Campus zealots have changed their motto on so many of America’s campuses from “Don’t trust anyone over 30” to “Don’t trust anyone under 30.” They have given up on the notion that students are young adults; instead they have institutionalized their views in the in loco parentis role of universities and so made their own particular ideological analysis of America the official secular religion of academic life.
 

They believe that most undergraduates are intellectual and political children who enter universities inadequately aware of the effects of an American caste system of “race, gender, and sexuality.” They also believe—a patronizing perspective that is almost unchallenged in academic life—that most so‑called minorities (each of us, in fact, is a unique moral minority of one)—students of African or of mixed racial descent, students of Hispanic descent, gays and lesbians, native peoples, students of Asian descent, and, though they are in fact a majority, women—do not adequately understand the nature and methods of their “oppression,” and, indeed, often have internalized the very values by which society oppresses them.

 
Leninists labeled this phenomenon of judging from the perspective of your oppressor “false consciousness” (what could workers know, compared to intellectuals, about what workers authentically want?), and their murderous contempt for those with false consciousness drowned the world in blood.
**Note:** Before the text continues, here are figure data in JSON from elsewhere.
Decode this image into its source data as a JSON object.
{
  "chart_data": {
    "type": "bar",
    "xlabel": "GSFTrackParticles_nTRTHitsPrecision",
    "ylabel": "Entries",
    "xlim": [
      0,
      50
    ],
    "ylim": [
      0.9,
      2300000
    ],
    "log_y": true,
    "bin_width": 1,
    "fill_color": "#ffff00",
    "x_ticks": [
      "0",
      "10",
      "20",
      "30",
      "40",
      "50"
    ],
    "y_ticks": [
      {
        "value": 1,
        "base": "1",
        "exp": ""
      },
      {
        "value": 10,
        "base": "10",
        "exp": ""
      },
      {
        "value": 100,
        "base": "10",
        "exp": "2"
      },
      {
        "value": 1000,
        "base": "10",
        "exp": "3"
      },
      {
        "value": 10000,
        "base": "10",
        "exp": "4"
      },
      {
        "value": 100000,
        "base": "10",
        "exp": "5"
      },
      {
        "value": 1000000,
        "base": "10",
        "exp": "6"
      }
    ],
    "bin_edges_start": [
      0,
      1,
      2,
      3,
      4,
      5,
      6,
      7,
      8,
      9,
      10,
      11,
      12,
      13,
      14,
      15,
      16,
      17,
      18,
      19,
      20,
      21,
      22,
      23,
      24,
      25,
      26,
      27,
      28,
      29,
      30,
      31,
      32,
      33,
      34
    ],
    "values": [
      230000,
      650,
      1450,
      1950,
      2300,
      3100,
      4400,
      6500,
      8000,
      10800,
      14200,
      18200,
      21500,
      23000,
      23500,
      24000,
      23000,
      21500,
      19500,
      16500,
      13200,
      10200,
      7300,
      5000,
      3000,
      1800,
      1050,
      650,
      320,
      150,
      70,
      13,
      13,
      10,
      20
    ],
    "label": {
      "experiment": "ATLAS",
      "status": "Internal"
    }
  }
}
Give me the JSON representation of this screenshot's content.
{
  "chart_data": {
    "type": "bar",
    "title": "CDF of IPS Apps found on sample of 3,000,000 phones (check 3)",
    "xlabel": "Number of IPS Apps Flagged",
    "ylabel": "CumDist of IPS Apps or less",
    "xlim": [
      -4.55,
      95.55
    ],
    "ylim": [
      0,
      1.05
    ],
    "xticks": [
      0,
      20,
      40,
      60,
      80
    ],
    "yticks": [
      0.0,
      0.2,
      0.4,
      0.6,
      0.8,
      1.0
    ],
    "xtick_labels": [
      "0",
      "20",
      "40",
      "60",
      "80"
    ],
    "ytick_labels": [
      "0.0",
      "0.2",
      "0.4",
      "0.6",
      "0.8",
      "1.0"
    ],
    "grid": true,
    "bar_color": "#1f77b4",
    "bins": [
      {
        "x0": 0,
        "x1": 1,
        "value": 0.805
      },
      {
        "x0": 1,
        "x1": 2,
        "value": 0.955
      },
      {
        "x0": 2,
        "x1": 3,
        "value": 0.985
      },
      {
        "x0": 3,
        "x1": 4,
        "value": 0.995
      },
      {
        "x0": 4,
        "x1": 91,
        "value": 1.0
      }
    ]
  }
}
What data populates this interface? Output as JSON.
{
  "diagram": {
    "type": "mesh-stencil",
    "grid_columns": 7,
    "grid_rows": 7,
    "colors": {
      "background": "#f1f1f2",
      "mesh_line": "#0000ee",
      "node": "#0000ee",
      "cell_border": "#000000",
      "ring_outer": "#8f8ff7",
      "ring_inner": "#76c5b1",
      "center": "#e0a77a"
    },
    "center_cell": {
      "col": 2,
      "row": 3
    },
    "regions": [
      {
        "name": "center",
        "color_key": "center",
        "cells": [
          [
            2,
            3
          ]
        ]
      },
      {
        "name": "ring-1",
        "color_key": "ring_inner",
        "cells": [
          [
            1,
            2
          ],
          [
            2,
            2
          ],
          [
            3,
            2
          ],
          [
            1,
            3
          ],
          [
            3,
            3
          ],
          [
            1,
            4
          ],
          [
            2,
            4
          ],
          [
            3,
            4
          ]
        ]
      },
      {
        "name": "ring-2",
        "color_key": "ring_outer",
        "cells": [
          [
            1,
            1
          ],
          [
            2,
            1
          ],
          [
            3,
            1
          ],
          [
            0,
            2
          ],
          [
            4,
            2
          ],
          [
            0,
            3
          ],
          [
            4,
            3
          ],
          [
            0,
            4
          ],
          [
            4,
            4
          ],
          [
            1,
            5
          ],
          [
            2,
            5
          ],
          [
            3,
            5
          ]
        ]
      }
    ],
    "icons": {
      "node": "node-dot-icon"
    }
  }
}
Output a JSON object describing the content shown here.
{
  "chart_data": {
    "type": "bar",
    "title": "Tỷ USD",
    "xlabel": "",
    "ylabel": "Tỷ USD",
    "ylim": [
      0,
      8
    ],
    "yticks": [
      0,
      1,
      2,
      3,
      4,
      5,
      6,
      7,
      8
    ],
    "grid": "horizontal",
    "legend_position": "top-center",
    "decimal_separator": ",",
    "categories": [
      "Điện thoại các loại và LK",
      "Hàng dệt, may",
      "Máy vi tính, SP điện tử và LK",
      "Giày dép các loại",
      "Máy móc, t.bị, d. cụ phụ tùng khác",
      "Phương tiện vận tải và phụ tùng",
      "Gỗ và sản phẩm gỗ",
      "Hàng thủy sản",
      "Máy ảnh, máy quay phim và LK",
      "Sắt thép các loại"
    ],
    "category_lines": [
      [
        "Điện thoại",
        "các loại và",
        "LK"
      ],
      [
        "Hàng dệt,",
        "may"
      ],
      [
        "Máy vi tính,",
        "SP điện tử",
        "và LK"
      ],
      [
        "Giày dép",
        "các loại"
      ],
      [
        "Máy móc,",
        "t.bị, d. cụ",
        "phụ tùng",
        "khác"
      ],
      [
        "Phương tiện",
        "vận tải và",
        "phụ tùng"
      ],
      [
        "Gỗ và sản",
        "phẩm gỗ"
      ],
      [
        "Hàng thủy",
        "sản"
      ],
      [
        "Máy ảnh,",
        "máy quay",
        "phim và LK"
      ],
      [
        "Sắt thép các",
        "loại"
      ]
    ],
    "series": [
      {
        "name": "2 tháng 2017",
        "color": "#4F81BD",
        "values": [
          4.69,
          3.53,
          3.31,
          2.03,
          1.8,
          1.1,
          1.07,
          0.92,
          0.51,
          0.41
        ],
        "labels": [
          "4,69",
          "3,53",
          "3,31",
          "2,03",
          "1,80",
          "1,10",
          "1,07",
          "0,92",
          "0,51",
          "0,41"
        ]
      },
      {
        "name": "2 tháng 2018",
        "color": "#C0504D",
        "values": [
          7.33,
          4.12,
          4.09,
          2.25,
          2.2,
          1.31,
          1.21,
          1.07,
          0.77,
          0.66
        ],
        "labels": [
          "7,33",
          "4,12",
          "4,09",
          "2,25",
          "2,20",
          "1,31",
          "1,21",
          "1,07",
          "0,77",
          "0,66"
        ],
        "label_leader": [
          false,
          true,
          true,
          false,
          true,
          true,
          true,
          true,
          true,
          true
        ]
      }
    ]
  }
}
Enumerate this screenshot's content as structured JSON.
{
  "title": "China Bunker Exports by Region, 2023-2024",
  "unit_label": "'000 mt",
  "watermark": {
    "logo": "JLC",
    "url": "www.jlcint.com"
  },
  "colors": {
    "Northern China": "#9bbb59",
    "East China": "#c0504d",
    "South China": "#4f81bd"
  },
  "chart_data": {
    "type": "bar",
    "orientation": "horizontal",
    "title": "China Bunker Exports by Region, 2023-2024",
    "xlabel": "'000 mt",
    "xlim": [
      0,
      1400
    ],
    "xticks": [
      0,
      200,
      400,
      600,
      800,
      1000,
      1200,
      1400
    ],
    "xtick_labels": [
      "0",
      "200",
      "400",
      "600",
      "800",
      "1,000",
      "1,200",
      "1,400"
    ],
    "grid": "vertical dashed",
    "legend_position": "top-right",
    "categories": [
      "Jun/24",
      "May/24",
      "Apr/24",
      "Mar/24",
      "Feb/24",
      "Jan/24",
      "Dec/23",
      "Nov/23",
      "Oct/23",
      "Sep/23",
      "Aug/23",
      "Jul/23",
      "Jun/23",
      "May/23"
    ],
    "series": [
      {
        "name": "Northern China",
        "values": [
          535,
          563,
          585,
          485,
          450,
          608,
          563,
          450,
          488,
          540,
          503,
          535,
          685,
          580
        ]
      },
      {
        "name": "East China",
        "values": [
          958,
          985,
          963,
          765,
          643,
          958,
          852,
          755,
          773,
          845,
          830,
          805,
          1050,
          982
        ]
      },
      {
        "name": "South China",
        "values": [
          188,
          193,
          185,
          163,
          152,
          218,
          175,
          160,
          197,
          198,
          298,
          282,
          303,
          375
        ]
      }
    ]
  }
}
Today’s would-be leaders of a cultural revolution—without physical force at their disposal, much more benign, generally well-intentioned, and often dear souls—believe, alas, so-called minority students who think differently from them are bearers of false consciousness. Campuses today label false consciousness “internalized oppression,” and they identify it most easily by any tendency of blacks and women to question the view of reality held by their would-be guides.
 
Although countless courses in the official curriculum undertake to enlighten all students from these perspectives, for many proponents of using universities as agents of ideological change, curricular control is simply not enough. Undergraduates often refuse to choose Indoctrination 101. Students remain independent and critical in their thought and values. Most so-called minorities do not believe that they are too weak or mystified to live with freedom and to make choices for themselves. Most whites just do not feel guilty about their birth. Women and men, far from perceiving each other as class enemies, continue to flirt and fall in love, if not collaboration of a far, far closer kind. Thus, coercive administrative authority must be brought to bear over students’ extracurricular and private lives, in order to give politically correct moral enlightenment and inspiration to undergraduates. The children of the ’60s, in the ’60s, had asked, “What could our elders know, being the product of America?” The children of the ’60s, now elders, put the question a bit differently at the dawn of the 21st century: “What could our children know, being the product of America?”
 
Thus, we have moved at more and more campuses from their Free Speech Movement to their speech codes, from their own struggle against mandatory chapel to their own struggle for mandatory diversity education and sensitivity seminars, from their struggle for racial integration to their efforts for new forms of separate racial programs, from their freedom to smoke pot openly on college lawns to their war against the spirits—literal and metaphorical—of undergraduates today. American students are victims of a generational swindle of truly epic proportions. More and more students understand that now, and FIRE draws great energy and inspiration from them.